Ich verwende alle Mittel, um meine Ziele zu erreichen. Ich arbeite sowohl mit Modellen, als auch mit Fotografien und natürlich mit meiner Fantasie. Ich zeichne regelmäßig Modelle live, das ist ein gutes Training fürs Auge und für die Hand, gleichzeitig aber macht es auch viel Freude und Inspiration mit einem lebenden Menschen zu arbeiten. Während der Arbeit ergeben sich Gespräche, man lernt den Menschen, auch in seinen verschiedenen Facetten kennen. Wenn der Mensch nackt ist, benimmt er sich anders. Manche sind zögerlich, manche sind stolz auf ihren Körper. Für mich ist es interessant, die Verhaltensmuster und die Veränderungen in der Pose zu beobachten und zu fixieren.

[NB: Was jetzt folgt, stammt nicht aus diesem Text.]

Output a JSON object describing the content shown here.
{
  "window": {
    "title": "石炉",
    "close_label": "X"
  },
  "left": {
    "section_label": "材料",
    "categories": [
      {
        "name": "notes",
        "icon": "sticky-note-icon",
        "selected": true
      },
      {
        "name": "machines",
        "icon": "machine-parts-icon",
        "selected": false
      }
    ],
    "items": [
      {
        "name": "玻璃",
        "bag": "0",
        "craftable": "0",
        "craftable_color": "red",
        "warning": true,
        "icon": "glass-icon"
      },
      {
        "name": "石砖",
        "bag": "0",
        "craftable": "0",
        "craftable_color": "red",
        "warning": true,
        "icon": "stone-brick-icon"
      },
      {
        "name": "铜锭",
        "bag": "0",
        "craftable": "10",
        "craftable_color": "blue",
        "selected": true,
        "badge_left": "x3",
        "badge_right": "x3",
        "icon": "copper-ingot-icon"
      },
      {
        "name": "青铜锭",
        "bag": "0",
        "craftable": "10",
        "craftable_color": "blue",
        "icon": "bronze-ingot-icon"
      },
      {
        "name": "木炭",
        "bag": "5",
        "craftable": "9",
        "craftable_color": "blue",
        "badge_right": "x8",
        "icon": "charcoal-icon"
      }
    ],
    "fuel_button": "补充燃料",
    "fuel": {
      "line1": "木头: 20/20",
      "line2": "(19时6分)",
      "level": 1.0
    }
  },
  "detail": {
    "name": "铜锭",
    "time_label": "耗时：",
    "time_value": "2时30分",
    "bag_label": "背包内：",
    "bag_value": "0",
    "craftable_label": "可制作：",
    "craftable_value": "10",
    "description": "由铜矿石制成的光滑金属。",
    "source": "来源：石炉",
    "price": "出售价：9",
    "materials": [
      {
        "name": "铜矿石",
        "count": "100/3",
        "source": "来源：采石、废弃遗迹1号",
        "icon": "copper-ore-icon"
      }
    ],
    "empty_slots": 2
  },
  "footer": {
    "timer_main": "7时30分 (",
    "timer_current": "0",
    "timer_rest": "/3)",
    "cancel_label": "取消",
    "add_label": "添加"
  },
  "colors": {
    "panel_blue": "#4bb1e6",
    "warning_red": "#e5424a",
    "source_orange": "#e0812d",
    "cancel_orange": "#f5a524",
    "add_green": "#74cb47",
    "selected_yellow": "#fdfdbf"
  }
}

Wie lange arbeitest du an einem Bild?

Skizzen nach der Natur zeichne ich in 3 bis 4 Stunden. Für ein Ölbild benötige ich zwischen einem Tag und einem Monat. Es hängt von der Bildgröße ab und davon wie schwierig die Komposition ist.

Wie groß ist das größte Bild, das du bisher gemalt hast?

Ich habe leider nur ein kleines Atelier, so dass ich nicht viele große Bilder malen kann. Das größte Bild war 3 Meter lang und 2 Meter hoch.

Deine Bilder hängen ja auch in der Schweiz in privaten Sammlungen. Erzähl doch mehr davon… Wie hast du die Kontakte zur Schweiz hergestellt, wie viele Bilder sind es und wo hängen sie?

In der Schweiz, in Martini, leben Freunde von mir. Ich war bei ihnen verschiedentlich zu Gast. Sie haben bereits eine Sammlung von etlichen Werken. Ich habe in ihrem Restaurant eine kleine Ausstellung mit Blumenstillleben gemacht. Dadurch haben ihre Freunde meine Arbeiten kennengelernt und einige Bilder gekauft. Bisher hat sich aber in der Schweiz keine Galerie gefunden, die mich vorstellen möchte.

Wo in Russland lebst du?

Ich lebe in Togliatti, im Oblast Samara. Togliatti ist eine Stadt mit fast einer Million Einwohner. In Togliatti werden Autos, Düngemittel und Kautschuk hergestellt. Aber es gibt wenig Möglichkeiten für Ausstellungen. Es gibt eine sehr gute Sammlung des Sozialistischen Realismus in der Städtischen Galerie. Aber für wechselnde Ausstellungen zeitgenössischer Kunst reicht dort der Platz nicht.

Wie ist da die Situation für Schwule und Lesben?

In Togliatti gibt es zwei Clubs für Schwule und Lesben. Inzwischen ist einer geschlossen, nachdem es einen Überfall gab und vier Männer verletzt wurden.

Kann man in den Großstädten wie Moskau oder St. Petersburg noch überhaupt unbekümmert auf eine Gay-Party gehen?

Leider nicht ohne Gefahr, auch in den großen Städten gibt es Überfälle. Aber das Leben geht weiter und es werden neue Klubs entstehen.